I wasn’t in the room, and I can’t speak to the intentions of the students who booed. But they may have been expressing dissatisfaction less against AI in particular than against the complex problem of how to be a creative person in the second quarter of the 21st century. “Then do something about it,” Borchetta finally said to the AI boos. In context, Borchetta was not a clueless AI booster hawking the tech to college graduates who can’t stand it. “Invest in the skill and the art of creation,” he said in conclusion. “AI is not going to change that.”

After watching the actual speech, rather than the clip extracted from it and posted to TikTok or broadcast on cable news, I felt a tug of discomfort. This pang has become familiar as I’ve thought, written, and lived in this new era of AI: that the harm the technology is accused of bringing about—a slurry of automated thought and expression built of approximated, statistical sentiment rather than considered, individual judgment—motivates AI detractors as much as proponents. That “AI thinking” is now all thinking, and that it amounts to not thinking much at all.

The whole notion of opposition to or support of AI has started to seem irrelevant. A host of conditions—among them handheld computers and social media, cable news and supermarket tabloids, technological opportunism and historical ignorance—produced a situation in which “The Class of 2026 Hates AI” emerged as a convenient headline, one compatible with the social-media music-discovery process that Borchetta accurately explained.  

[Read: The AI backlash could get very ugly]

And, you know, maybe the class of 2026 does hate AI. Surveys suggest that it is widely unpopular in the United States, and for good reason. AI is not yet responsible for the wholesale collapse of the job market, but companies have certainly used AI as an excuse to cut jobs or not fill new ones. The entry-level-job market is worse than it’s been in almost four decades, and those are the opportunities that today’s graduates were promised when they were coaxed to strive toward the accomplishments that got them into college in the first place.

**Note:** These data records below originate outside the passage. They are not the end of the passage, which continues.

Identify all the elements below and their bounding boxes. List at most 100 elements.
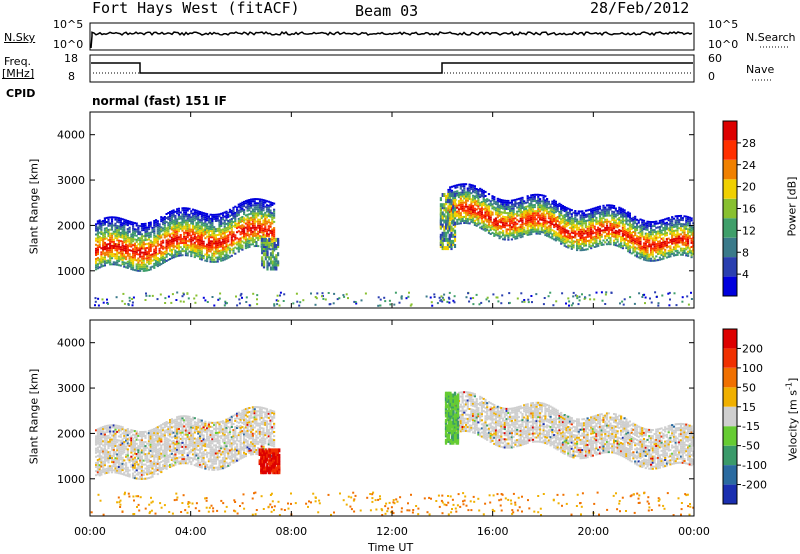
- power-cell: [510, 211, 513, 214]
- power-cell: [549, 216, 552, 218]
- power-cell: [269, 211, 272, 214]
- power-cell: [262, 213, 265, 216]
- power-cell: [174, 223, 177, 225]
- power-cell: [246, 246, 249, 249]
- power-cell: [539, 222, 542, 225]
- power-cell: [526, 213, 529, 216]
- velocity-cell: [132, 439, 135, 442]
- power-cell: [660, 237, 663, 240]
- power-cell: [487, 219, 491, 222]
- power-cell: [103, 233, 106, 236]
- power-cell: [667, 219, 670, 222]
- power-cell: [232, 206, 235, 209]
- power-cell: [489, 224, 492, 227]
- power-cell: [96, 232, 99, 235]
- power-cell: [121, 232, 124, 235]
- power-cell: [132, 262, 135, 265]
- power-cell: [556, 224, 559, 227]
- power-cell: [197, 243, 200, 245]
- power-cell: [642, 256, 646, 259]
- power-cell: [614, 244, 617, 247]
- power-cell: [479, 193, 482, 196]
- power-cell: [95, 223, 98, 226]
- power-cell: [578, 299, 581, 302]
- power-cell: [590, 228, 593, 231]
- power-cell: [276, 303, 279, 306]
- power-cell: [121, 252, 124, 255]
- power-cell: [125, 241, 128, 244]
- power-cell: [546, 200, 549, 202]
- power-cell: [642, 248, 646, 251]
- power-cell: [512, 213, 515, 216]
- power-cell: [137, 267, 140, 270]
- power-cell: [248, 213, 251, 216]
- power-cell: [206, 225, 209, 228]
- power-cell: [223, 225, 226, 228]
- power-cell: [470, 220, 473, 223]
- power-cell: [243, 235, 246, 238]
- power-cell: [248, 221, 251, 224]
- power-cell: [112, 253, 115, 256]
- power-cell: [639, 243, 642, 245]
- power-cell: [560, 240, 563, 243]
- power-cell: [248, 227, 251, 230]
- power-cell: [153, 230, 156, 233]
- velocity-cell: [95, 435, 98, 438]
- power-cell: [146, 253, 149, 256]
- power-cell: [475, 202, 478, 205]
- power-cell: [255, 216, 258, 219]
- power-cell: [466, 191, 469, 194]
- power-cell: [213, 234, 216, 237]
- power-cell: [664, 226, 667, 229]
- velocity-cell: [119, 458, 122, 461]
- power-cell: [484, 225, 487, 228]
- power-cell: [237, 211, 240, 214]
- power-cell: [441, 217, 444, 222]
- power-cell: [269, 244, 272, 247]
- power-cell: [590, 237, 593, 239]
- power-cell: [232, 249, 235, 252]
- power-cell: [554, 204, 557, 207]
- power-cell: [230, 236, 233, 239]
- power-cell: [613, 233, 616, 236]
- velocity-cell: [125, 439, 128, 442]
- velocity-cell: [117, 468, 121, 471]
- power-cell: [466, 220, 469, 223]
- velocity-cell: [102, 462, 105, 465]
- power-cell: [583, 212, 586, 215]
- power-cell: [179, 223, 182, 226]
- power-cell: [604, 241, 607, 244]
- power-cell: [253, 214, 256, 217]
- power-cell: [202, 232, 205, 235]
- velocity-cell: [96, 428, 99, 431]
- power-cell: [219, 292, 222, 295]
- power-cell: [230, 218, 233, 220]
- power-cell: [577, 230, 580, 233]
- nsky-panel: [89, 22, 695, 51]
- power-cell: [186, 254, 189, 257]
- power-cell: [609, 204, 612, 207]
- power-cell: [112, 247, 115, 249]
- power-cell: [172, 211, 175, 214]
- power-cell: [116, 245, 119, 248]
- power-cell: [158, 237, 161, 240]
- power-cell: [530, 210, 533, 213]
- power-cell: [572, 246, 575, 249]
- power-cell: [251, 220, 254, 223]
- power-cell: [537, 222, 540, 225]
- power-cell: [489, 226, 492, 229]
- power-cell: [687, 238, 690, 241]
- power-cell: [273, 249, 276, 252]
- velocity-cell: [116, 430, 119, 433]
- velocity-cell: [135, 461, 138, 464]
- velocity-cell: [112, 465, 115, 468]
- power-cell: [172, 248, 175, 251]
- power-cell: [151, 241, 154, 244]
- power-cell: [461, 193, 464, 196]
- power-cell: [264, 236, 267, 239]
- power-cell: [142, 243, 145, 246]
- power-cell: [480, 301, 483, 304]
- power-cell: [679, 233, 683, 236]
- power-cell: [461, 209, 464, 212]
- power-cell: [482, 189, 485, 192]
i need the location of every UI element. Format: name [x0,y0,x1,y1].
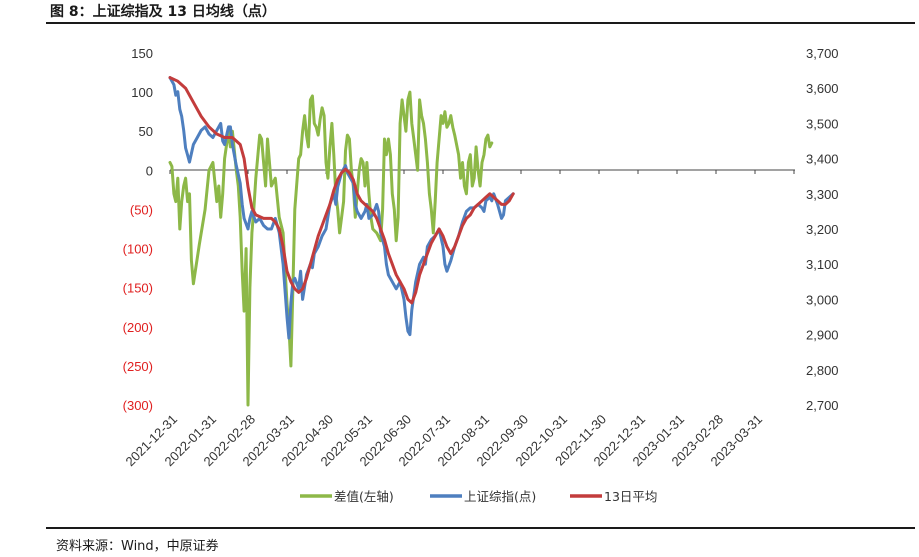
left-tick-label: (100) [123,242,153,257]
right-tick-label: 3,400 [806,152,839,167]
left-tick-label: 50 [139,124,153,139]
left-tick-label: 100 [131,85,153,100]
left-tick-label: 150 [131,46,153,61]
legend-label: 13日平均 [604,489,657,504]
left-tick-label: (200) [123,320,153,335]
chart-canvas: 150 100 50 0 (50) (100) (150) (200) (250) (300) 3,… [122,46,839,504]
left-tick-label: (250) [123,359,153,374]
right-tick-label: 3,700 [806,46,839,61]
source-note: 资料来源：Wind，中原证券 [56,539,219,554]
chart-title: 图 8：上证综指及 13 日均线（点） [50,4,276,20]
right-tick-label: 3,200 [806,222,839,237]
right-tick-label: 2,900 [806,328,839,343]
right-tick-label: 3,100 [806,257,839,272]
legend-label: 差值(左轴) [334,489,394,504]
left-tick-label: (300) [123,398,153,413]
right-tick-label: 3,600 [806,81,839,96]
right-tick-label: 2,700 [806,398,839,413]
bottom-rule [46,527,915,529]
right-tick-label: 3,000 [806,292,839,307]
right-tick-label: 3,500 [806,116,839,131]
top-rule [46,22,915,24]
right-tick-label: 2,800 [806,363,839,378]
right-tick-label: 3,300 [806,187,839,202]
series-line-2 [168,76,515,340]
left-tick-label: (50) [130,202,153,217]
left-tick-label: (150) [123,281,153,296]
legend-label: 上证综指(点) [464,489,536,504]
left-tick-label: 0 [146,163,153,178]
series-line-3 [168,76,515,305]
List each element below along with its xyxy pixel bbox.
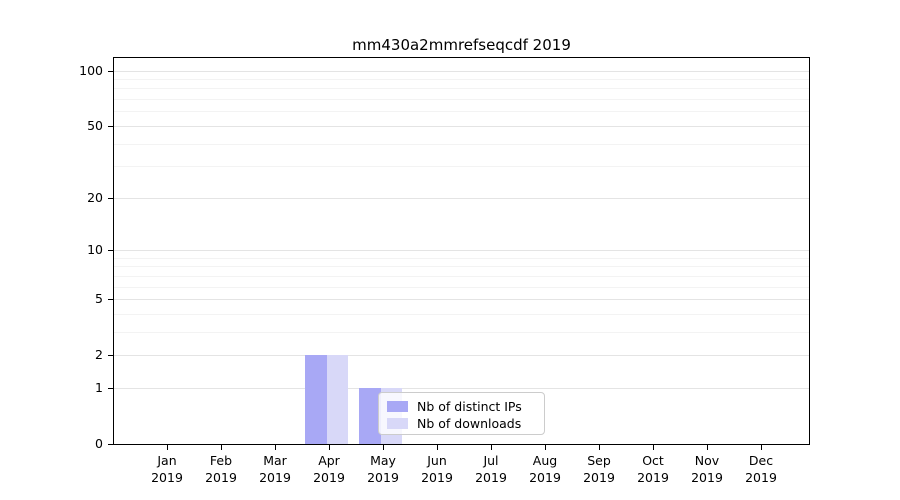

Whatever pressure AI is exerting on opportunity seems doomed to make students even more focused on aspiration and success. That pressure will only worsen the state of affairs in colleges and universities, which are also beset by the financial chaos of the second Trump administration, a cascade that may threaten the very idea of American college life. The boos don’t mean nothing, but they probably don’t mean something easily summarized, either.

So an easy answer is: Just blame AI anyway. If the same forces of power and control that turned Napster into Spotify, and Google into Gemini, would stop turning the screws yet again, and even more tightly, on the torture machine that has been constricting us for years and decades, then we would be free. I suppose that is true, but it is also a fantasy. And the future is built not from a fantasy but from the present, and the present is given to us in its current form.

This is different from saying AI is here, so deal with it. In the ideal version of the college classrooms of 2026, a topic such as this would be given the time, space, and attention to unfold slowly, deliberately, and systematically. “It’s complicated!” the ideal version of a professor like me would say, and the student would want to learn more, and would exit the classroom and cross the quad talking about it, and would come to office hours and write a thoughtful paper and be inspired to pursue a calling or invent an idea or just reverberate inside the complexity of the question, and by extension the complexity of most questions, or most good ones, anyway. I wonder if such a future can still exist for college students (or professors, or writers), or if it has already been abandoned. I worry that this time, the answer is a simple one.